Vergangenes Jahr zum Beispiel waren zumindest die Nebenhallen überwiegend in der Hand chinesischer Aussteller. Dort bot sich den Besuchern ein Bild, das einen an einen Großelektronikladen à la Mediamarkt nach Geschäftsschluss erinnerte. Gelangweilte Hostessen, lieblos dekorierte Stände, plump anmutende I-Pod-Imitationen und auch den Flachbildschirmen der chinesischen Hersteller fehlte diese geschmeidigen Eleganz, die der Konsument normalerweise von diesen modernen Fernsehgeräten erwartet.
"Die Technik konnte durchaus mit japanischen und US-amerikanischen Produkten mithalten", bewertet der Berliner Produktdesigner Norbert Wiesener die chinesischen Waren des vergangenen Jahres. Am Design haperte es hingegen noch ganz gewaltig. Einen großen Durchbruch erwartet der Designer von den chinesischen Anbietern auch in diesem Jahr nicht.

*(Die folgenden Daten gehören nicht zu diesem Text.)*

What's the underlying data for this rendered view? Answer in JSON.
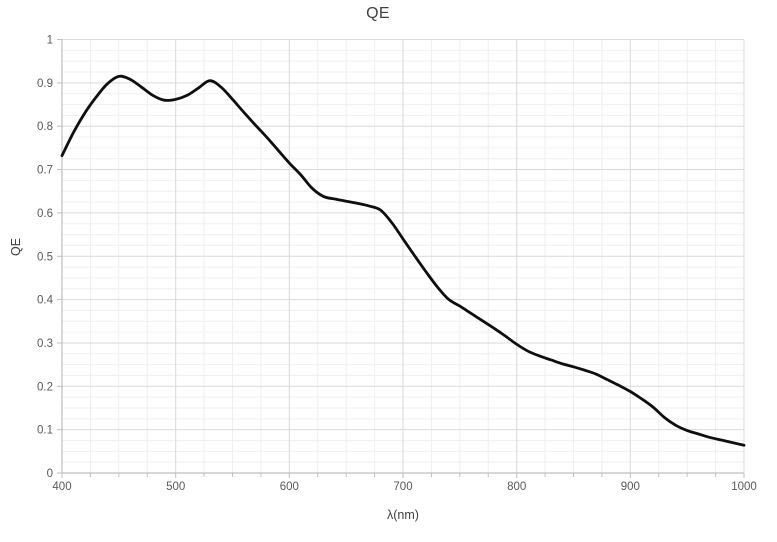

Doch ist das nur die eine Seite der chinesischen Hersteller. Obwohl "Made in Japan" oder "Made in Germany" drauf steht - auch bei den durchgestylten Markenprodukten handelt es sich streng genommen um chinesische Produkte. "Jede vierte Komponente stammt inzwischen aus China", sagt Firmenvertreter Peng. Das betreffe auch hochwertige Qualitätswaren von Apple, LG oder Sony. "Gerade was die Unterhaltungselektronik betrifft, ist der Ruf chinesischer Waren schlechter als die tatsächliche Qualität", bestätigt ein deutscher Branchenkenner, der mit Namen nicht in der Zeitung stehen möchte. Längst werden die Geräte nicht mehr nur zusammengeschraubt und montiert. Hochwertige Plasmabildschirme, noch vor wenigen Jahren Domänen japanischer, taiwanesischer und südkoreanischer Firmen, rollen in gigantischen Montagehallen inzwischen in China vom Band.
Und noch etwas hat Peng beobachtet: In China selbst zeichnet sich seit einiger Zeit ein Bewusstseinswandel ab. "Mit zunehmendem Wohlstand steigt auch das Qualitätsbewusstsein der Chinesen." Er zitiert eine chinesische Studie, aus der hervorgeht, dass die Löhne der I-Pod-Schrauber und Kabelbinder allein 2006 um 11,5 Prozent gestiegen sind. Dies habe Auswirkungen auf die Struktur der chinesischen Produkte insgesamt, sagt Peng. "Auch in China sind die Konsumenten zunehmend genervt von billig kopierter Ramschware."